E como não teremos mais aquele mesmo Milton ao vivo e
como dificilmente ele vai gravar novamente, o jeito é curti-lo indiretamente,
através de grandes artistas que não só preservam sua obra regravando-a, mas
fazendo de forma magistral.
É o caso do CD que está rodando agora no meu Panasonic:
"Milton - Por Monica Salmaso e André Mehmari". Ouvi uma música acho
que foi no YouTube e nem esperei terminar para encomendar o bichinho.

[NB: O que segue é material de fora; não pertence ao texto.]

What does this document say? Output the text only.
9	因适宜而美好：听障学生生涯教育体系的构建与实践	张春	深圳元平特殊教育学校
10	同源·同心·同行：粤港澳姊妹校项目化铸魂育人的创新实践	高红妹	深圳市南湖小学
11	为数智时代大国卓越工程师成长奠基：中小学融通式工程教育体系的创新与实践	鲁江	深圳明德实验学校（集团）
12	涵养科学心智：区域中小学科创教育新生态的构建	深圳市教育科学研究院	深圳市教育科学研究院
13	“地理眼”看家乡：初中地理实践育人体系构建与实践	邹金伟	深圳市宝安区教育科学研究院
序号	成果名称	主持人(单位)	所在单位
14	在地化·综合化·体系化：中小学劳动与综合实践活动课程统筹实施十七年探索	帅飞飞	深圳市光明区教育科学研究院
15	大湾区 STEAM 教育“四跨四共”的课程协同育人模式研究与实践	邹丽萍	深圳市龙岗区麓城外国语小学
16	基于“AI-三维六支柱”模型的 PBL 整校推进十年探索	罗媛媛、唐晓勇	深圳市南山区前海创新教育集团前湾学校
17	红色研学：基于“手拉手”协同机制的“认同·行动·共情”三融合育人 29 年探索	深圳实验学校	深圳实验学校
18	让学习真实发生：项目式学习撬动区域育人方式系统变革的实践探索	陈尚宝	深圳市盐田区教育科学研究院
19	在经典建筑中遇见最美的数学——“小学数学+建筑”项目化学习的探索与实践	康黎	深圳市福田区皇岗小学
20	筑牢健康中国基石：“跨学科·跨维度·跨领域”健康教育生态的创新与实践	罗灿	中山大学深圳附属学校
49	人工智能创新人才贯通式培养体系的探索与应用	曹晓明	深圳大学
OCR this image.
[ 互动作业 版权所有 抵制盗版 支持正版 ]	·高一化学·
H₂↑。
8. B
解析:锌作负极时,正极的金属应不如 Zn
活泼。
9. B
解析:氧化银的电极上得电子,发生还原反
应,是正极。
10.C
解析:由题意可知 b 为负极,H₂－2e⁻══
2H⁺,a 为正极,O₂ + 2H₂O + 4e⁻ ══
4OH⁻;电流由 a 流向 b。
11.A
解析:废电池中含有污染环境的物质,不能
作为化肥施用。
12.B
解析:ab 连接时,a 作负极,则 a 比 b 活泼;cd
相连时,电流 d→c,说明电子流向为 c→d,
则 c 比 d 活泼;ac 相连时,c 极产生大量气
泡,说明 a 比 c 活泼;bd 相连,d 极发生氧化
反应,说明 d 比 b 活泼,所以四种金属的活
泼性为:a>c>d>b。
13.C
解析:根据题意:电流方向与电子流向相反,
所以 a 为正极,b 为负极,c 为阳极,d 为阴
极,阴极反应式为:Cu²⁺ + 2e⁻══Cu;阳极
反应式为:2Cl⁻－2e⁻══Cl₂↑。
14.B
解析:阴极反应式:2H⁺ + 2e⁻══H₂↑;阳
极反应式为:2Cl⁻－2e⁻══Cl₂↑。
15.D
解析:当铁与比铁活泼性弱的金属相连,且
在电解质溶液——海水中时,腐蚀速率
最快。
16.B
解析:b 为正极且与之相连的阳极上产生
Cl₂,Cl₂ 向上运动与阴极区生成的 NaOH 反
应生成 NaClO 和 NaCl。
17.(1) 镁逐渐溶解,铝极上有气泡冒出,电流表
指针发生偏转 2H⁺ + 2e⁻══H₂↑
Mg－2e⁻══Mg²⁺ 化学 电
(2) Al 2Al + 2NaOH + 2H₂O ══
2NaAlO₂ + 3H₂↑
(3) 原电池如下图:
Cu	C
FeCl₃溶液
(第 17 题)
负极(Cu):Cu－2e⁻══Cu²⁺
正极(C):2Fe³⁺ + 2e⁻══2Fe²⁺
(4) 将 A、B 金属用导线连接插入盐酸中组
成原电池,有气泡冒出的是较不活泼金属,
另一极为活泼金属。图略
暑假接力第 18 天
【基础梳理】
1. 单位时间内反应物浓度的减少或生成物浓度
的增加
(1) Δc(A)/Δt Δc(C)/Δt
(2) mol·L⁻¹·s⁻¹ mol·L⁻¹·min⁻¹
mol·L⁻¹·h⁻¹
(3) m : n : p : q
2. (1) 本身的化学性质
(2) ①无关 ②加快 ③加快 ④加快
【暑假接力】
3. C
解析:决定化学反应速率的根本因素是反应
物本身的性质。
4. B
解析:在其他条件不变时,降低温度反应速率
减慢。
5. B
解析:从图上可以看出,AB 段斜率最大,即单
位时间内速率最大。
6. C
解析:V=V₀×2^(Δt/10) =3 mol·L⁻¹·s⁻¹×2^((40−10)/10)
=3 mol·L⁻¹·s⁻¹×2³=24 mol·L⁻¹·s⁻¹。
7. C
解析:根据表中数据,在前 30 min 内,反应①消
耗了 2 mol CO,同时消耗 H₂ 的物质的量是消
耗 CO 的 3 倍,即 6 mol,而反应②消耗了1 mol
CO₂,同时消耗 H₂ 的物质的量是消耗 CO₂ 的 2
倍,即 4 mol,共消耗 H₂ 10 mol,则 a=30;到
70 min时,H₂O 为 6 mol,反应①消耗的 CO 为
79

Quando chegou foi um completo deleite.
Monica acho que dispensa apresentações. É uma das
melhores cantoras brasileiras atualmente, com um repertório e parcerias
irrepreensíveis.
André Mehmari é pianista (toca marimba de vidro também no
disco). Além disso é compositor e arranjador. Dois parágrafos da Wikipedia
bastam para deixar qualquer um de boca aberta: "Suas obras foram
executadas pela Orquestra Sinfônica do Estado de São Paulo (OSESP), Orquestra
Petrobras Sinfônica e Orquestra Amazonas Filarmônica, dentre outras importantes
formações brasileiras. Na música popular, gravou discos com o bandolinista
Hamilton de Holanda e cantora Ná Ozzetti.

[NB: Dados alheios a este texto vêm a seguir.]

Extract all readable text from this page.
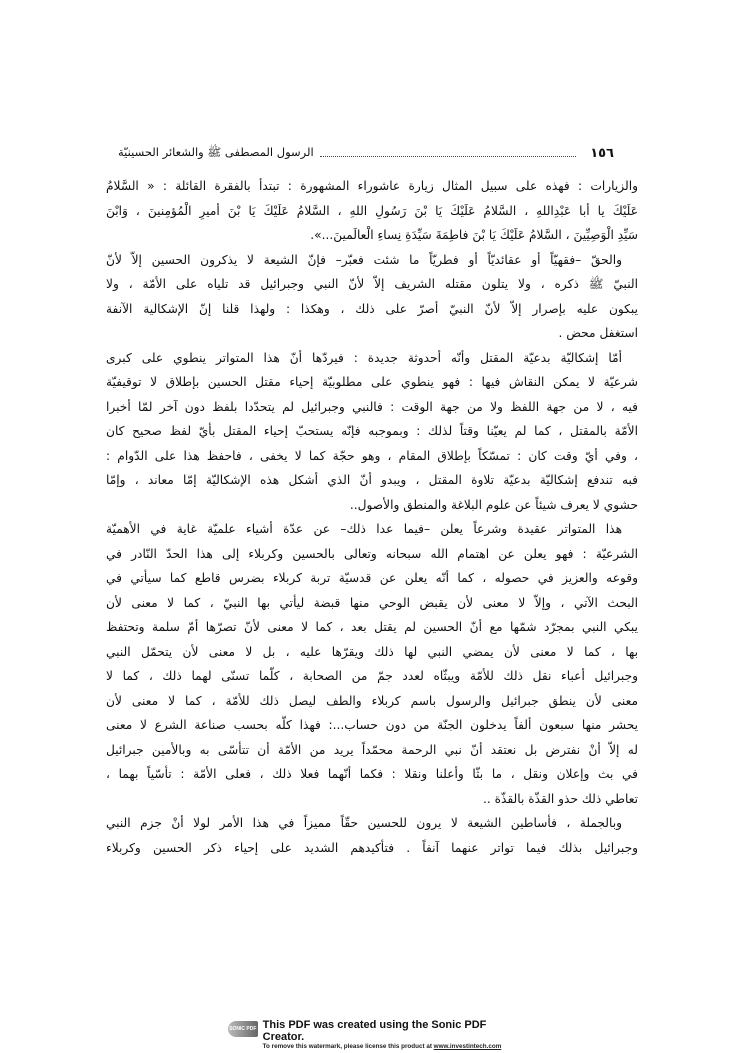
١٥٦
الرسول المصطفى ﷺ والشعائر الحسينيّة
والزيارات : فهذه على سبيل المثال زيارة عاشوراء المشهورة : تبتدأ بالفقرة القائلة : « السَّلامُ
عَلَيْكَ يا أبا عَبْدِاللهِ ، السَّلامُ عَلَيْكَ يَا بْنَ رَسُولِ اللهِ ، السَّلامُ عَلَيْكَ يَا بْنَ أميرِ الْمُؤمِنينَ ، وَابْنَ
سَيِّدِ الْوَصِيِّينَ ، السَّلامُ عَلَيْكَ يَا بْنَ فاطِمَةَ سَيِّدَةِ نِساءِ الْعالَمينَ...».
والحقّ –فقهيّاً أو عقائديّاً أو فطريّاً ما شئت فعبّر– فإنّ الشيعة لا يذكرون الحسين إلاّ لأنّ
النبيّ ﷺ ذكره ، ولا يتلون مقتله الشريف إلاّ لأنّ النبي وجبرائيل قد تلياه على الأمّة ، ولا
يبكون عليه بإصرار إلاّ لأنّ النبيّ أصرّ على ذلك ، وهكذا : ولهذا قلنا إنّ الإشكالية الآنفة
استغفل محض .
أمّا إشكاليّة بدعيّة المقتل وأنّه أحدوثة جديدة : فيردّها أنّ هذا المتواتر ينطوي على كبرى
شرعيّة لا يمكن النقاش فيها : فهو ينطوي على مطلوبيّة إحياء مقتل الحسين بإطلاق لا توقيفيّة
فيه ، لا من جهة اللفظ ولا من جهة الوقت : فالنبي وجبرائيل لم يتحدّدا بلفظ دون آخر لمّا أخبرا
الأمّة بالمقتل ، كما لم يعيّنا وقتاً لذلك : وبموجبه فإنّه يستحبّ إحياء المقتل بأيّ لفظ صحيح كان
، وفي أيّ وقت كان : تمسّكاً بإطلاق المقام ، وهو حجّة كما لا يخفى ، فاحفظ هذا على الدّوام :
فبه تندفع إشكاليّة بدعيّة تلاوة المقتل ، ويبدو أنّ الذي أشكل هذه الإشكاليّة إمّا معاند ، وإمّا
حشوي لا يعرف شيئاً عن علوم البلاغة والمنطق والأصول..
هذا المتواتر عقيدة وشرعاً يعلن –فيما عدا ذلك– عن عدّة أشياء علميّة غاية في الأهميّة
الشرعيّة : فهو يعلن عن اهتمام الله سبحانه وتعالى بالحسين وكربلاء إلى هذا الحدّ النّادر في
وقوعه والعزيز في حصوله ، كما أنّه يعلن عن قدسيّة تربة كربلاء بضرس قاطع كما سيأتي في
البحث الآتي ، وإلاّ لا معنى لأن يقبض الوحي منها قبضة ليأتي بها النبيّ ، كما لا معنى لأن
يبكي النبي بمجرّد شمّها مع أنّ الحسين لم يقتل بعد ، كما لا معنى لأنّ تصرّها أمّ سلمة وتحتفظ
بها ، كما لا معنى لأن يمضي النبي لها ذلك ويقرّها عليه ، بل لا معنى لأن يتحمّل النبي
وجبرائيل أعباء نقل ذلك للأمّة ويبثّاه لعدد جمّ من الصحابة ، كلّما تسنّى لهما ذلك ، كما لا
معنى لأن ينطق جبرائيل والرسول باسم كربلاء والطف ليصل ذلك للأمّة ، كما لا معنى لأن
يحشر منها سبعون ألفاً يدخلون الجنّة من دون حساب...: فهذا كلّه بحسب صناعة الشرع لا معنى
له إلاّ أنْ نفترض بل نعتقد أنّ نبي الرحمة محمّداً يريد من الأمّة أن تتأسّى به وبالأمين جبرائيل
في بث وإعلان ونقل ، ما بثّا وأعلنا ونقلا : فكما أنّهما فعلا ذلك ، فعلى الأمّة : تأسّياً بهما ،
تعاطي ذلك حذو القذّة بالقذّة ..
وبالجملة ، فأساطين الشيعة لا يرون للحسين حقّاً مميزاً في هذا الأمر لولا أنْ جزم النبي
وجبرائيل بذلك فيما تواتر عنهما آنفاً . فتأكيدهم الشديد على إحياء ذكر الحسين وكربلاء
SONIC PDF This PDF was created using the Sonic PDF Creator.
To remove this watermark, please license this product at www.investintech.com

Em 2010 assinou contrato com um dos mais importantes
selos italianos de jazz, EGEA, que representa o artista na Europa e para o qual
vai lançar cinco discos solo. O primeiro deles ("Miramar") foi
gravado no Oratorio Santa Cecilia, no centro histórico de Umbra (Itália) e já
foi lançado nesse país."
Ou seja, o cara é muito bom.
E, além dele, há ainda a participação especial de Teco
Cardoso tocando flauta baixo e sax soprano.

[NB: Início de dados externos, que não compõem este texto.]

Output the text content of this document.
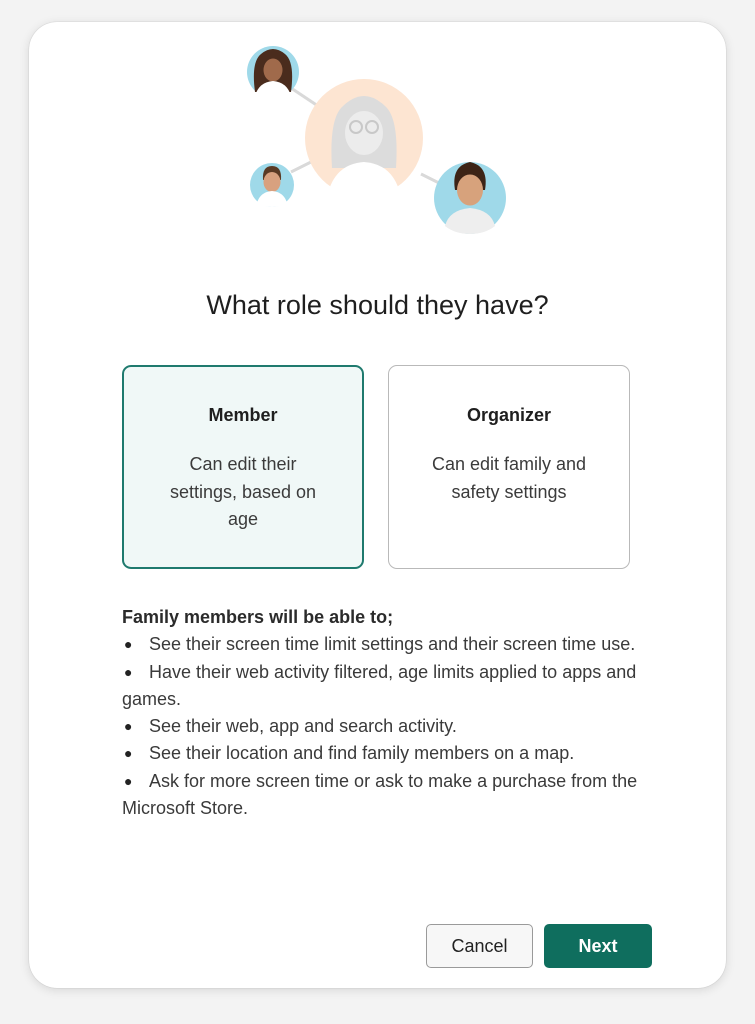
What role should they have?
Member
Can edit their settings, based on age
Organizer
Can edit family and safety settings
Family members will be able to;
● See their screen time limit settings and their screen time use.
● Have their web activity filtered, age limits applied to apps and games.
● See their web, app and search activity.
● See their location and find family members on a map.
● Ask for more screen time or ask to make a purchase from the Microsoft Store.
Cancel	Next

O resultado dessa união é um disco que dá prazer em ouvir
do começo ao fim, colaborando para tanto as incríveis interpretações de Monica,
o piano meio mágico e André e o acréscimo em duas faixas, do colorido do sopro
de Teco.
"A Lua Girou", canção que inicia o disco,
composta só por Milton, é quase uma oração pedindo a devida proteção aos deuses
da música para abrir os trabalhos. O casamento entre a voz de Monica e o piano
de André é perfeito.
Após o longo respiro da primeira faixa, o piano se
encorpa a seguir para "Noites do Sertão, com música de Milton e singela
poesia de Tavinho Moura.
A terceira faixa é uma dessas que se tornaram clássicas,
não só pela beleza da música e da letra, mas pelo conjunto apontar para um
tempo em que não vivíamos sob o tacão da ditadura militar. "Saudades dos
Aviões da Panais" ou "Conversando no Bar", de Milton e Fernando
Brant, é dessas músicas que, a gente tinha prazer de dizer quando Milton a
lançou, enganaram os censores do regime de exceção que a tudo proibiam.
Nova canção só de Milton, "Morro Velho" dá
sequência às pérolas que Monica e André nos presenteiam. Interpretação no ponto
certo, com o mesmo clima que Milton criou lá atrás e que ainda retemos na
memória.
A quinta música une as genialidades de Milton e Caetano.
À melodia rápida e à letra complicada, mas com todo sentido, é feita a leitura
de um trecho do conto homônimo de João Guimarães Rosa, do livro "Primeiras
Estórias". Fica tudo muito bonito e adequado, pois André deixa o piano
para tocar marimba de vidro, à qual é acrescentada a flauta baixo de Teco
Cardoso.
"Canção Amiga" é o resultado dessas uniões
mágicas que só a música e a poesia podem proporcionar. Um poema de Carlos
Drumond de Andrade musicado por Milton, se transforma em sons imaginários que
agarram as palavras do poeta e as torna mais belas ainda.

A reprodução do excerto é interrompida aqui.